Urgence de la coordination entre les pays
Il a également exprimé des inquiétudes concernant la nécessité de coordonner la gestion des eaux avec les pays en aval pour gérer les eaux qui seront libérées, en particulier avec l’arrivée de la saison des pluies. Les expériences passées montrent que le manque de coordination a parfois conduit à des inondations ou à des sécheresses au Soudan.
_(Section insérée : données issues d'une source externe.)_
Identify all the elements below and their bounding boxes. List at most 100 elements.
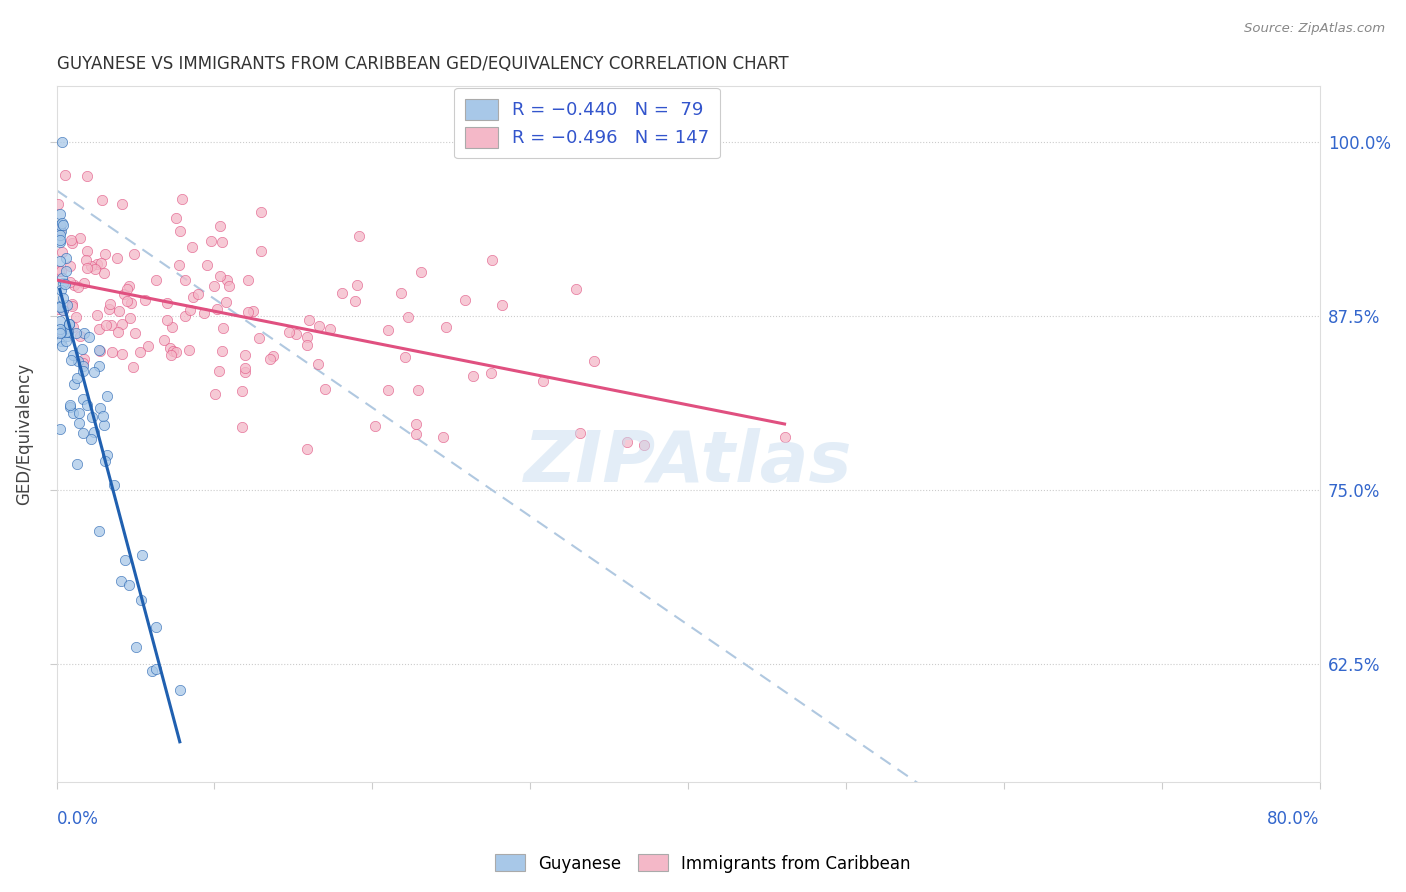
Point xyxy=(211,344,233,359)
Point xyxy=(432,430,454,444)
Point xyxy=(73,351,96,366)
Point xyxy=(73,276,96,290)
Point xyxy=(100,344,122,359)
Point xyxy=(49,326,72,340)
Point xyxy=(162,344,184,359)
Point xyxy=(377,323,399,337)
Point xyxy=(49,299,72,313)
Point xyxy=(173,309,195,323)
Point xyxy=(66,354,89,368)
Point xyxy=(98,297,121,311)
Point xyxy=(46,301,69,316)
Point xyxy=(231,384,253,398)
Point xyxy=(49,283,72,297)
Point xyxy=(346,277,368,292)
Point xyxy=(65,326,87,340)
Point xyxy=(89,322,111,336)
Point xyxy=(616,435,638,450)
Point xyxy=(208,364,231,378)
Point xyxy=(114,287,136,301)
Point xyxy=(202,279,225,293)
Point xyxy=(195,259,218,273)
Point xyxy=(212,321,235,335)
Point xyxy=(277,325,299,339)
Point xyxy=(62,319,84,334)
Point xyxy=(51,271,73,285)
Point xyxy=(67,416,90,430)
Point xyxy=(193,306,215,320)
Point xyxy=(236,272,259,286)
Point xyxy=(87,524,110,538)
Point xyxy=(205,302,228,317)
Point xyxy=(160,320,183,334)
Point xyxy=(141,664,163,678)
Point xyxy=(396,310,419,324)
Point xyxy=(58,398,80,412)
Point xyxy=(56,321,79,335)
Point xyxy=(218,279,240,293)
Point xyxy=(344,293,367,308)
Point xyxy=(531,374,554,388)
Point xyxy=(349,228,371,243)
Point xyxy=(49,233,72,247)
Point xyxy=(124,326,146,340)
Point xyxy=(56,329,79,343)
Point xyxy=(209,219,232,234)
Point xyxy=(49,301,72,315)
Point xyxy=(200,234,222,248)
Point xyxy=(118,311,141,326)
Point xyxy=(250,244,273,259)
Text: ZIPAtlas: ZIPAtlas xyxy=(524,427,852,497)
Point xyxy=(233,361,256,376)
Point xyxy=(242,304,264,318)
Point xyxy=(52,303,75,318)
Point xyxy=(145,272,167,286)
Point xyxy=(51,224,73,238)
Point xyxy=(295,442,318,456)
Point xyxy=(773,430,796,444)
Point xyxy=(93,267,115,281)
Point xyxy=(52,291,75,305)
Point xyxy=(105,251,128,265)
Point xyxy=(52,276,75,290)
Point xyxy=(233,365,256,379)
Point xyxy=(204,387,226,401)
Point xyxy=(129,593,152,607)
Point xyxy=(62,406,84,420)
Point xyxy=(307,357,329,371)
Y-axis label: GED/Equivalency: GED/Equivalency xyxy=(15,363,32,505)
Point xyxy=(58,317,80,331)
Point xyxy=(49,263,72,277)
Point xyxy=(76,244,98,258)
Point xyxy=(155,313,177,327)
Point xyxy=(90,256,112,270)
Point xyxy=(165,211,187,226)
Point xyxy=(114,553,136,567)
Point xyxy=(128,344,150,359)
Point xyxy=(62,348,84,362)
Point xyxy=(52,303,75,318)
Point xyxy=(51,326,73,340)
Point xyxy=(80,409,103,424)
Point xyxy=(172,192,194,206)
Point xyxy=(55,334,77,349)
Point xyxy=(93,417,115,432)
Point xyxy=(364,419,387,434)
Point xyxy=(72,364,94,378)
Point xyxy=(107,325,129,339)
Point xyxy=(115,281,138,295)
Point xyxy=(72,356,94,370)
Point xyxy=(297,338,319,352)
Point xyxy=(409,265,432,279)
Point xyxy=(308,319,330,334)
Point xyxy=(70,342,93,356)
Point xyxy=(58,276,80,290)
Point xyxy=(51,338,73,352)
Point xyxy=(46,197,69,211)
Point xyxy=(111,197,134,211)
Point xyxy=(110,574,132,588)
Point xyxy=(80,259,103,273)
Point xyxy=(215,273,238,287)
Point xyxy=(83,365,105,379)
Point xyxy=(59,400,82,414)
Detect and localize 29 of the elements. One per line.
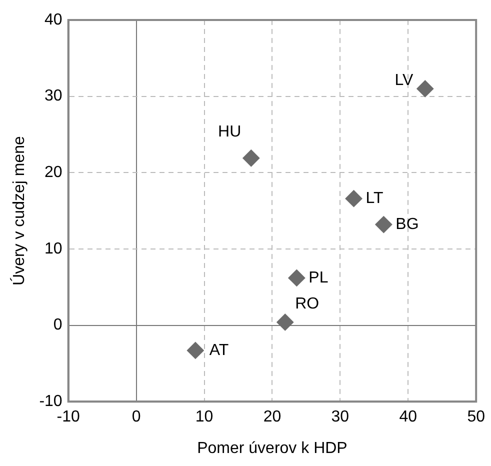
point xyxy=(345,190,362,208)
annotation: PL xyxy=(308,269,328,286)
annotation: LT xyxy=(366,190,384,207)
x-tick-label: 0 xyxy=(132,408,141,426)
point xyxy=(242,150,260,167)
annotation: AT xyxy=(209,342,229,359)
x-tick-label: 40 xyxy=(399,408,418,426)
y-tick-label: 0 xyxy=(53,316,62,334)
y-tick-label: 30 xyxy=(44,88,62,105)
x-axis-title: Pomer úverov k HDP xyxy=(197,440,348,457)
x-tick-label: 30 xyxy=(331,408,350,426)
x-tick-label: 50 xyxy=(467,408,486,426)
x-tick-label: -10 xyxy=(56,408,80,426)
point xyxy=(288,269,306,286)
y-tick-label: 20 xyxy=(44,164,62,182)
point xyxy=(186,342,204,359)
point xyxy=(276,314,294,331)
point xyxy=(375,216,392,234)
y-tick-label: 40 xyxy=(44,11,62,28)
y-axis-title: Úvery v cudzej mene xyxy=(10,136,28,286)
annotation: BG xyxy=(396,216,419,233)
x-tick-label: 10 xyxy=(195,408,214,426)
annotation: LV xyxy=(394,72,414,90)
annotation: HU xyxy=(218,124,242,141)
y-tick-label: 10 xyxy=(44,240,62,258)
x-tick-label: 20 xyxy=(263,408,282,426)
y-tick-label: -10 xyxy=(39,393,62,410)
annotation: RO xyxy=(295,296,320,313)
point xyxy=(416,80,434,98)
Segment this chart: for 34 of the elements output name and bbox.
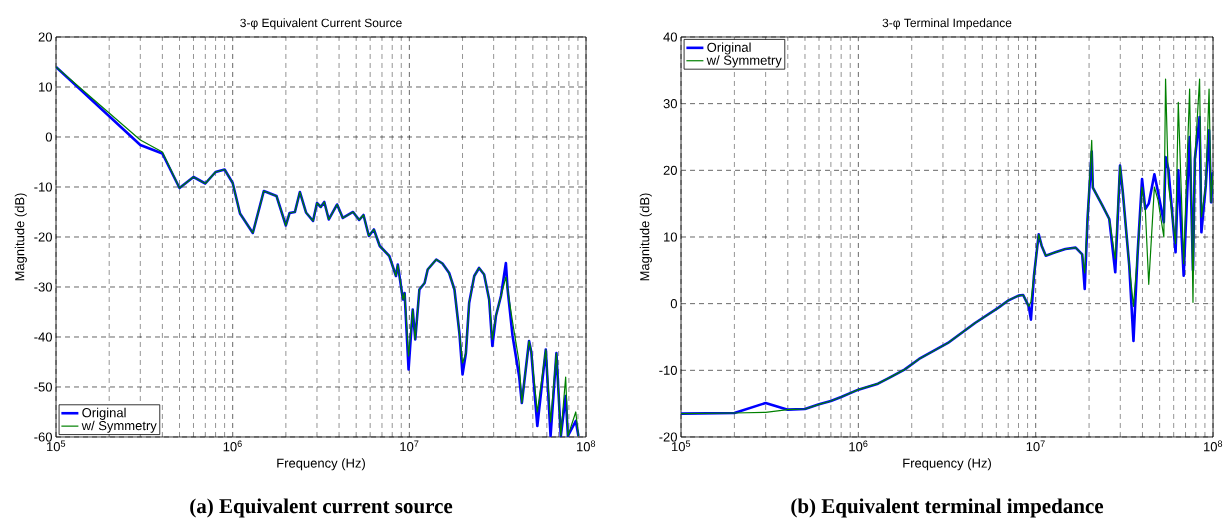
y-tick-label: -10: [34, 182, 52, 192]
y-tick-label: -40: [34, 332, 52, 342]
x-tick-label: 10$^{8}$: [577, 440, 596, 452]
chart-title: 3-φ Terminal Impedance: [882, 18, 1012, 30]
legend-label: w/ Symmetry: [81, 420, 157, 433]
chart-title: 3-φ Equivalent Current Source: [240, 18, 402, 30]
legend-label: w/ Symmetry: [706, 55, 782, 68]
y-tick-label: 0: [670, 299, 677, 309]
x-axis-title: Frequency (Hz): [903, 458, 991, 471]
y-tick-label: -20: [659, 432, 677, 442]
text: (a) Equivalent current source: [190, 498, 453, 518]
y-tick-label: 0: [45, 132, 52, 142]
x-axis-title: Frequency (Hz): [277, 458, 365, 471]
x-tick-label: 10$^{8}$: [1204, 440, 1223, 452]
legend-label: Original: [82, 407, 126, 420]
y-tick-label: 10: [39, 82, 52, 92]
y-tick-label: -10: [659, 365, 677, 375]
y-tick-label: 20: [38, 32, 52, 42]
y-tick-label: -60: [34, 432, 52, 442]
y-axis-title: Magnitude (dB): [639, 193, 652, 281]
x-tick-label: 10$^{7}$: [1026, 440, 1045, 452]
y-tick-label: -20: [34, 232, 52, 242]
y-tick-label: 10: [664, 232, 677, 242]
legend-label: Original: [707, 42, 751, 55]
x-tick-label: 10$^{6}$: [849, 440, 868, 452]
y-tick-label: 30: [663, 99, 677, 109]
x-tick-label: 10$^{6}$: [223, 440, 242, 452]
y-tick-label: 40: [663, 32, 677, 42]
text: (b) Equivalent terminal impedance: [791, 498, 1104, 518]
y-tick-label: -30: [34, 282, 52, 292]
y-tick-label: 20: [663, 165, 677, 175]
y-tick-label: -50: [34, 382, 52, 392]
y-axis-title: Magnitude (dB): [14, 193, 27, 281]
x-tick-label: 10$^{7}$: [400, 440, 419, 452]
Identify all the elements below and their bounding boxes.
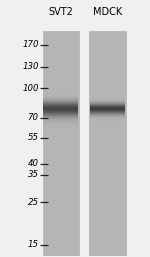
- Text: SVT2: SVT2: [48, 7, 73, 17]
- Text: 170: 170: [22, 40, 39, 49]
- Text: 25: 25: [28, 198, 39, 207]
- Bar: [43, 31, 79, 256]
- Text: 40: 40: [28, 159, 39, 168]
- Text: 100: 100: [22, 84, 39, 93]
- Text: 35: 35: [28, 170, 39, 179]
- Text: 130: 130: [22, 62, 39, 71]
- Text: 15: 15: [28, 240, 39, 249]
- Text: MDCK: MDCK: [93, 7, 122, 17]
- Bar: [90, 31, 126, 256]
- Text: 70: 70: [28, 113, 39, 122]
- Text: 55: 55: [28, 133, 39, 142]
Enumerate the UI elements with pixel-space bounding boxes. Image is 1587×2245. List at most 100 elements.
Une approche équilibrée et pragmatique
Le Dr Essam Heggy, professeur à l’Université de Californie du Sud, a souligné l’importance de suivre les développements du barrage de la Renaissance, qui concernent chaque citoyen des pays en aval. Cependant, il a noté qu’il y a une précipitation dans certaines questions soulevées. Heggy a expliqué qu’il est essentiel que l’Éthiopie maintienne le niveau de l’eau à 638 mètres pour que les turbines fonctionnent de manière optimale, et que des conclusions hâtives sur des objectifs politiques ne sont pas justifiées.
Défis de gestion de l’eau
Il a également souligné la nécessité d’établir un accord sur la gestion de l’eau pendant les années de sécheresse prolongée. Une étude qu’il a publiée propose un cadre d’accord qui pourrait satisfaire toutes les parties impliquées. Ce cadre vise à permettre au barrage de produire une grande partie de l’énergie hydroélectrique même en période de sécheresse, sans affecter le flux d’eau vers les pays en aval.
Conclusion sur les enjeux énergétiques
En somme, le défi des pays en aval avec l’Éthiopie ne réside pas seulement dans la construction du barrage pour la production d’électricité, mais également dans la taille massive du barrage qui retient de grandes quantités d’eau. Si plusieurs petits barrages avaient été construits pour la production d’électricité, la situation aurait été différente.